Nice work there Frogmech. Thanks for posting up. I know of at least another guy who skipped the "preload" inch pound torque/ recording step. He's had no issues with several thousand miles after replacing his rear yoke/ driveshaft from stock to a coast unit. When I get around to doing mine, will shoot for removing the brakes etc. check rotational torque just to be on the safe side. Another great write up for the diy guys out there! :thumb:

Thanks! Yeah, I didn't forget that torque check step. I just didn't do it. I did forget to mention that I omitted that though. My thought on that is this: the step exists solely to ensure you don't overtorque the pinion nut and smash the spacer. As much as a PITA as it was to get to minimum torque value of 160 ft lbs., I had no fear of over-torque. For what it's worth, I did do a feel check before and after and it felt ok to me. No more binding or more sloppy than before I disassembled it. Scientific or accurate? Hell no! But I'm ok with it and nothing seems wrong so I guess it all worked out:)
 
Got the parts from my local dealership. They have a decent staff in the parts department. I'm not sure if these are available at any part stores because I never looked.
 

H8ROADS

Caught the Bug
This is the inside of the pinion shaft adapter. You can see the nut that gave me a hernia trying to remove it with a breaker bar.
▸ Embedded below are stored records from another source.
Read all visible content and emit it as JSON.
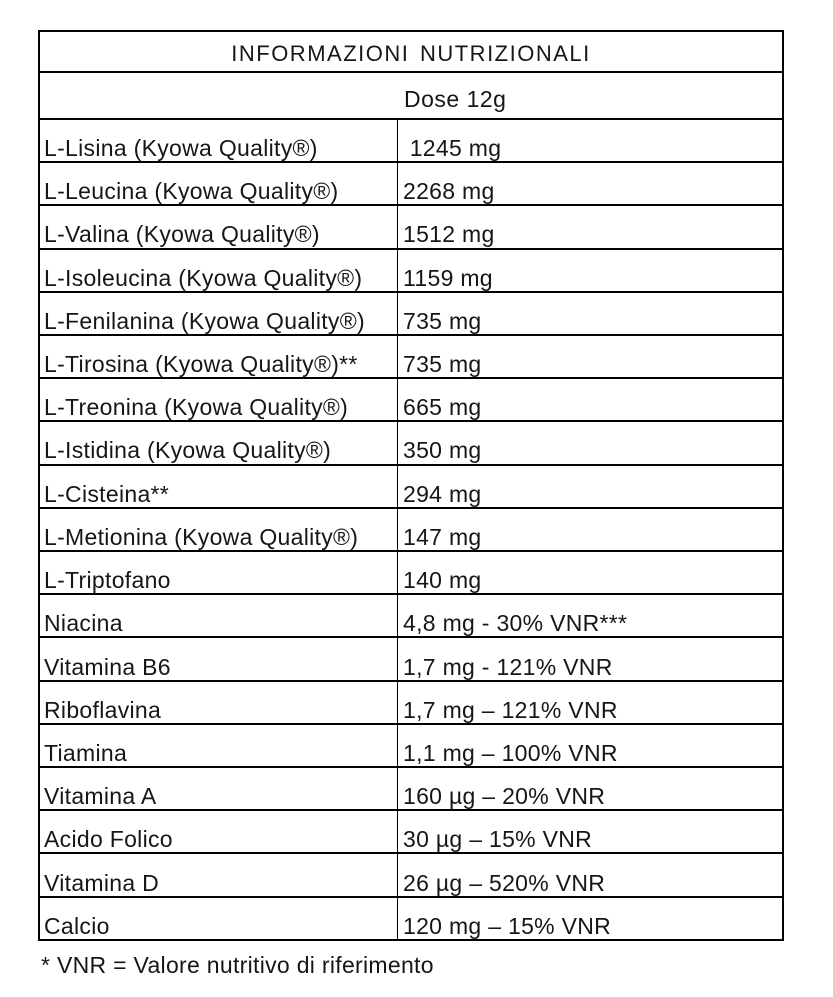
{
  "table": {
    "title": "INFORMAZIONI NUTRIZIONALI",
    "dose_header": "Dose 12g",
    "rows": [
      {
        "label": "L-Lisina (Kyowa Quality®)",
        "value": " 1245 mg"
      },
      {
        "label": "L-Leucina (Kyowa Quality®)",
        "value": "2268 mg"
      },
      {
        "label": "L-Valina (Kyowa Quality®)",
        "value": "1512 mg"
      },
      {
        "label": "L-Isoleucina (Kyowa Quality®)",
        "value": "1159 mg"
      },
      {
        "label": "L-Fenilanina (Kyowa Quality®)",
        "value": "735 mg"
      },
      {
        "label": "L-Tirosina (Kyowa Quality®)**",
        "value": "735 mg"
      },
      {
        "label": "L-Treonina (Kyowa Quality®)",
        "value": "665 mg"
      },
      {
        "label": "L-Istidina (Kyowa Quality®)",
        "value": "350 mg"
      },
      {
        "label": "L-Cisteina**",
        "value": "294 mg"
      },
      {
        "label": "L-Metionina (Kyowa Quality®)",
        "value": "147 mg"
      },
      {
        "label": "L-Triptofano",
        "value": "140 mg"
      },
      {
        "label": "Niacina",
        "value": "4,8 mg - 30% VNR***"
      },
      {
        "label": "Vitamina B6",
        "value": "1,7 mg - 121% VNR"
      },
      {
        "label": "Riboflavina",
        "value": "1,7 mg – 121% VNR"
      },
      {
        "label": "Tiamina",
        "value": "1,1 mg – 100% VNR"
      },
      {
        "label": "Vitamina A",
        "value": "160 µg – 20% VNR"
      },
      {
        "label": "Acido Folico",
        "value": "30 µg – 15% VNR"
      },
      {
        "label": "Vitamina D",
        "value": "26 µg – 520% VNR"
      },
      {
        "label": "Calcio",
        "value": "120 mg – 15% VNR"
      }
    ],
    "footnote": "* VNR = Valore nutritivo di riferimento"
  },
  "colors": {
    "border": "#000000",
    "text": "#161616",
    "background": "#ffffff"
  }
}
After nearly popping a vessel, I got out the electric impact and removed the pinion nut. 1-5/16" seemed to do it.

Isn't that the truth! I remember the first time I did this years ago I about set my jeep on fire I was so angry trying to remove the damn thing. Finally had to get the impact as well and even it struggled there for a minute or two!

Nice write-up! :rock:
 

Rebel JK

New member
Checked local napa and no luck. Quadratech is listing Crowns for about half dealer prices and seeing as I need to change front and backs i may just goe that route.